Traditional organic food items can be sold out of food stalls and can be built around homesteads that could become a part of the sustainable tourism family in the future.
Craft, along with agriculture, is seen as an alternate source of income in many communities and regions that were dependent on tourism. Do you think this approach will work? How do you think they can access markets and turn this into a workable and viable model?
Interestingly, crafts and agriculture have been historically connected in agricultural societies all over the world. Industrialisation, heavy mechanisation, and global produce have destroyed the great potential of handmade crafts, and organic agriculture. Tourism, especially in the specialised areas of sustainable and responsible tourism, has been instrumental in joining all three to give tourists unique experiences of working in a field or making and buying crafts. This has potential in the future, and perhaps water harvesting can be an added attraction. Perhaps the world will be more tuned to this instead of wasteful leisure/luxury sought by the very rich.
Bhutan is a charming country that uses its traditional practices and lifestyles as a part of its general tourist charm. Its buildings are decorated with traditional Buddhist art and the roads are lined with simple but clean and attractive platforms where villagers sell vegetables from their lands. I have seen this in Manipur too - a woman was selling pineapples from her land while spinning thread to weave.
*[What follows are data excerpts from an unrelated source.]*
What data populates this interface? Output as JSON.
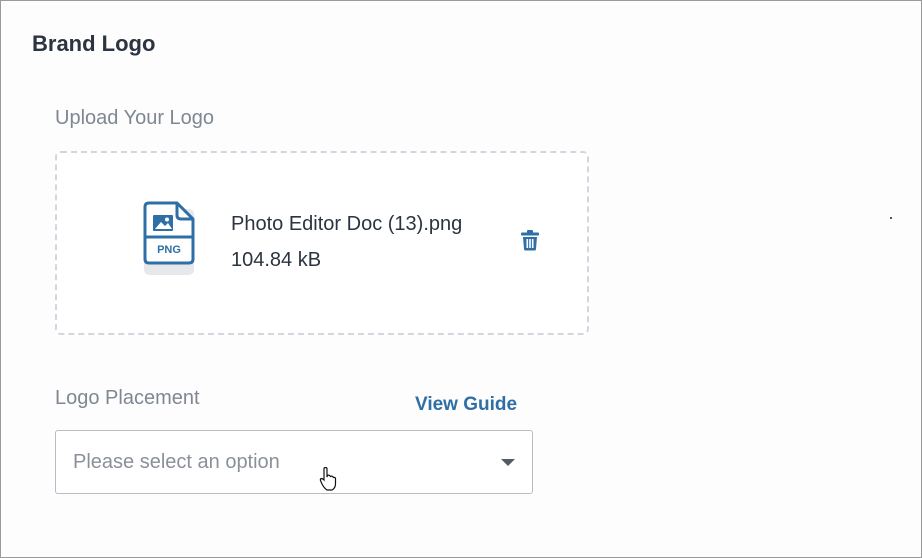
{
  "section": {
    "title": "Brand Logo"
  },
  "upload": {
    "label": "Upload Your Logo",
    "file": {
      "icon": "png-file-icon",
      "icon_badge": "PNG",
      "name": "Photo Editor Doc (13).png",
      "size": "104.84 kB"
    },
    "delete_icon": "trash-icon"
  },
  "placement": {
    "label": "Logo Placement",
    "guide_link": "View Guide",
    "select_placeholder": "Please select an option",
    "caret_icon": "chevron-down-icon"
  },
  "colors": {
    "accent": "#2f6fa6",
    "text": "#2b3440",
    "muted": "#7f8793",
    "border_dashed": "#d3d6de"
  }
}
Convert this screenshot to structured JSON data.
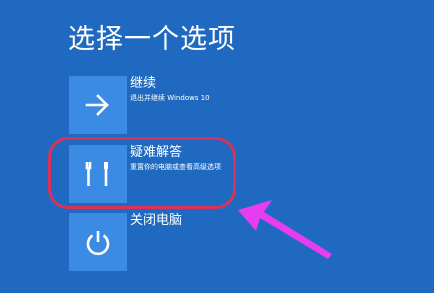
{
  "page": {
    "title": "选择一个选项"
  },
  "options": [
    {
      "label": "继续",
      "description": "退出并继续 Windows 10",
      "icon": "arrow-right-icon"
    },
    {
      "label": "疑难解答",
      "description": "重置你的电脑或查看高级选项",
      "icon": "tools-icon"
    },
    {
      "label": "关闭电脑",
      "description": "",
      "icon": "power-icon"
    }
  ],
  "colors": {
    "background": "#1f6ac0",
    "tile": "#3b8ae3",
    "highlight": "#d9325a",
    "annotation_arrow": "#e83cf0"
  }
}
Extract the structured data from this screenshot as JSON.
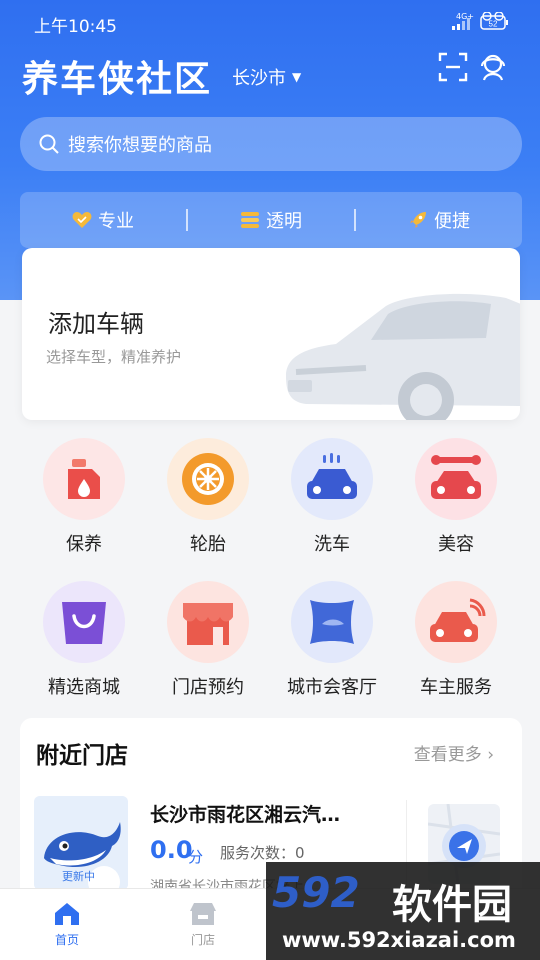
{
  "status_bar": {
    "time": "上午10:45",
    "network": "4G+",
    "battery": "52"
  },
  "header": {
    "title": "养车侠社区",
    "city": "长沙市"
  },
  "search": {
    "placeholder": "搜索你想要的商品"
  },
  "features": [
    {
      "label": "专业",
      "icon": "heart-icon"
    },
    {
      "label": "透明",
      "icon": "stack-icon"
    },
    {
      "label": "便捷",
      "icon": "rocket-icon"
    }
  ],
  "add_vehicle": {
    "title": "添加车辆",
    "subtitle": "选择车型，精准养护"
  },
  "services": [
    {
      "label": "保养",
      "icon": "oil-can-icon"
    },
    {
      "label": "轮胎",
      "icon": "tire-icon"
    },
    {
      "label": "洗车",
      "icon": "car-wash-icon"
    },
    {
      "label": "美容",
      "icon": "car-beauty-icon"
    },
    {
      "label": "精选商城",
      "icon": "shopping-bag-icon"
    },
    {
      "label": "门店预约",
      "icon": "storefront-icon"
    },
    {
      "label": "城市会客厅",
      "icon": "lounge-icon"
    },
    {
      "label": "车主服务",
      "icon": "car-service-icon"
    }
  ],
  "nearby": {
    "title": "附近门店",
    "see_more": "查看更多",
    "store": {
      "name": "长沙市雨花区湘云汽…",
      "rating": "0.0",
      "rating_unit": "分",
      "service_count": "服务次数：0",
      "address": "湖南省长沙市雨花区梓上",
      "badge": "更新中"
    }
  },
  "tabbar": [
    {
      "label": "首页",
      "active": true
    },
    {
      "label": "门店",
      "active": false
    }
  ],
  "watermark": {
    "logo": "592",
    "name": "软件园",
    "url": "www.592xiazai.com"
  },
  "colors": {
    "primary": "#2f6ff0",
    "background": "#f4f5f7"
  }
}
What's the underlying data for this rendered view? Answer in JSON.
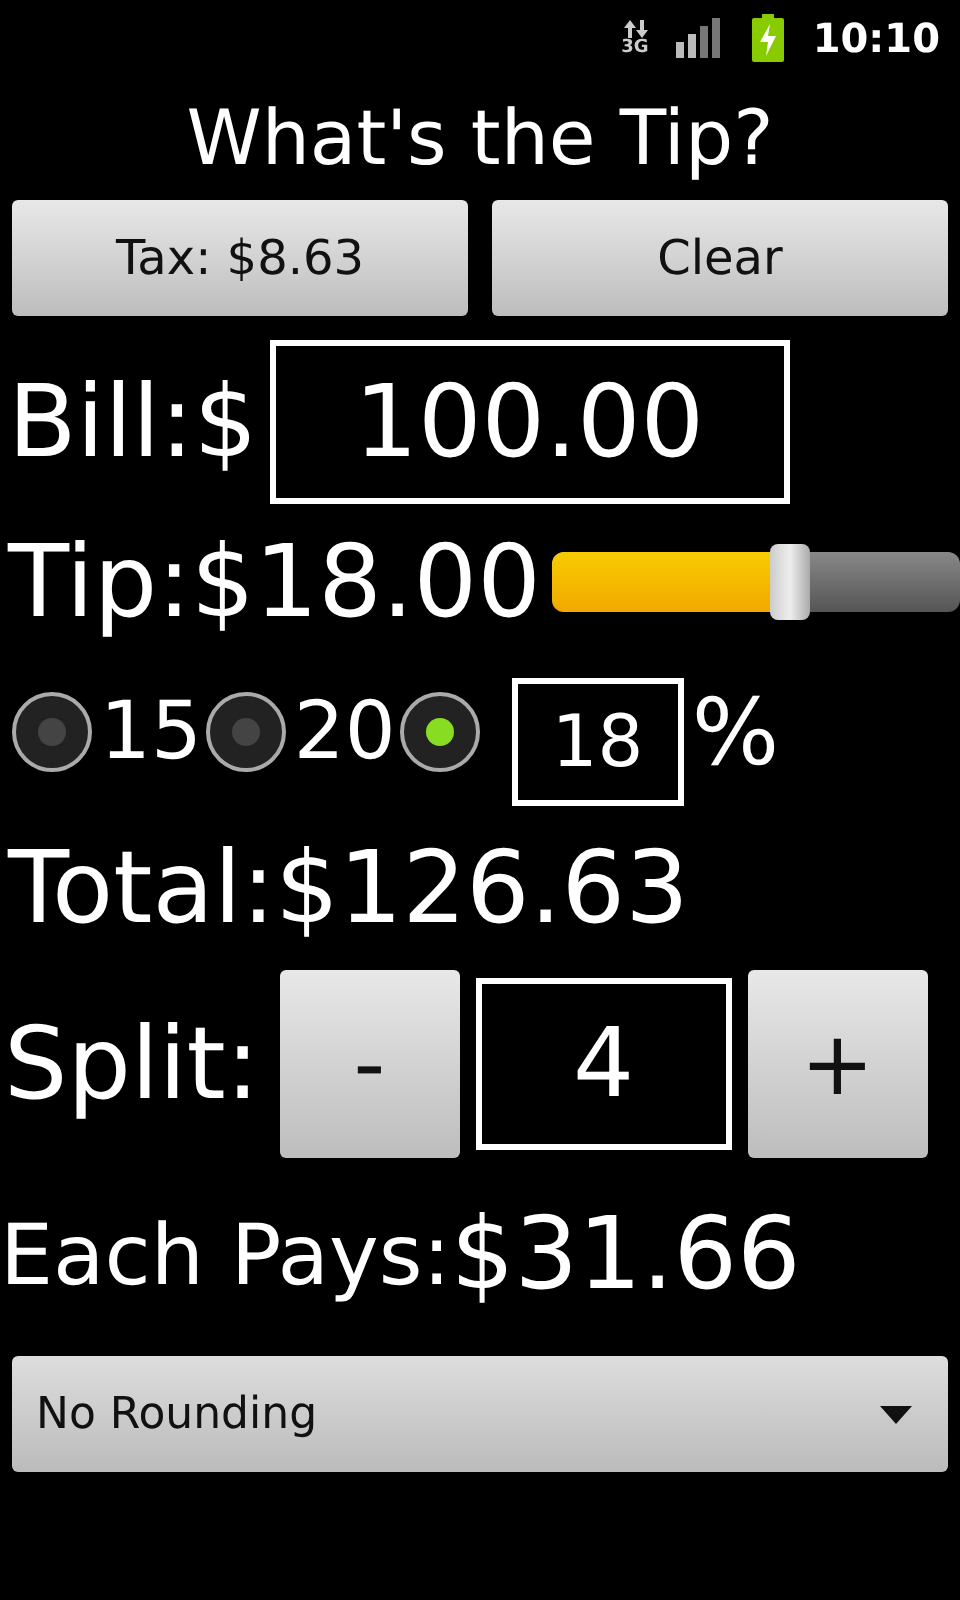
{
  "status_bar": {
    "network": "3G",
    "time": "10:10"
  },
  "title": "What's the Tip?",
  "buttons": [
    {
      "label": "Tax: $8.63"
    },
    {
      "label": "Clear"
    }
  ],
  "bill": {
    "label": "Bill:$",
    "value": "100.00"
  },
  "tip": {
    "label": "Tip:$18.00",
    "level": 0.58
  },
  "tip_options": [
    {
      "label": "15",
      "selected": false
    },
    {
      "label": "20",
      "selected": false
    }
  ],
  "custom_tip": {
    "selected": true,
    "value": "18",
    "suffix": "%"
  },
  "total": "Total:$126.63",
  "split": {
    "label": "Split:",
    "minus": "-",
    "value": "4",
    "plus": "+"
  },
  "each_pays": {
    "label": "Each Pays:",
    "amount": "$31.66"
  },
  "rounding": {
    "value": "No Rounding"
  }
}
It was a beautiful sight that you do not see in our cities or other countries.
Have you seen innovations or emergence of business models (in craft and tourism) that can be replicated?
I can’t say I have seen any new models connecting the two, but I have seen the emergence of a much greater energy in designing and marketing crafts suited to particular environments. It would be a very good idea if new linkages can be made in the following areas:
i) Tourism spots of any size and nature to provide/market health-related handmade products with a clear location-related identity like bags with space for not just water bottles but light clothing, yoga mats, handmade organic soaps and health-related ayurvedic cosmetics.
For these they would have to reach out and link up with designers attached to craft development and marketing organisations.
ii) Arrival points at airports, railway stations and bus stations need to welcome tourists with an Indian aesthetic which is of traditional art or craft. Of course, smaller sustainable tourism organisations can’t do this themselves but they can recommend such ideas to responsive local authorities. In Varanasi we once did a project using local folk toy painters, who were in dire straits, to paint cycle rickshaws. It adds to the visual aesthetic, enhances earnings and helps local tourism.
iii) Architects have also shown great enthusiasm in working with local craft skills and would happily link with those who support the idea of Responsible Tourism. They could support local crafts by incorporating them when setting up resorts, out-house homestays and locations providing wildlife and sporting experiences. In Tripura, there is a group that can make handmade bamboo infrastructure.
iv) Lastly, I would recommend travellers and RT businesses to look at the Google Arts & Culture website and click on G.co/craftedinindia, which is promoted as a ‘travel there and bring back a craft’ feature by the Ministry of Tourism under the Incredible India banner. These were done by my organisation in partnership with Google Arts & Culture and can encourage people in the responsible tourism business to understand craft environments and build travel and educational tours around them.
Possibly this line of out-of-the box thinking could lead to better and more such ideas.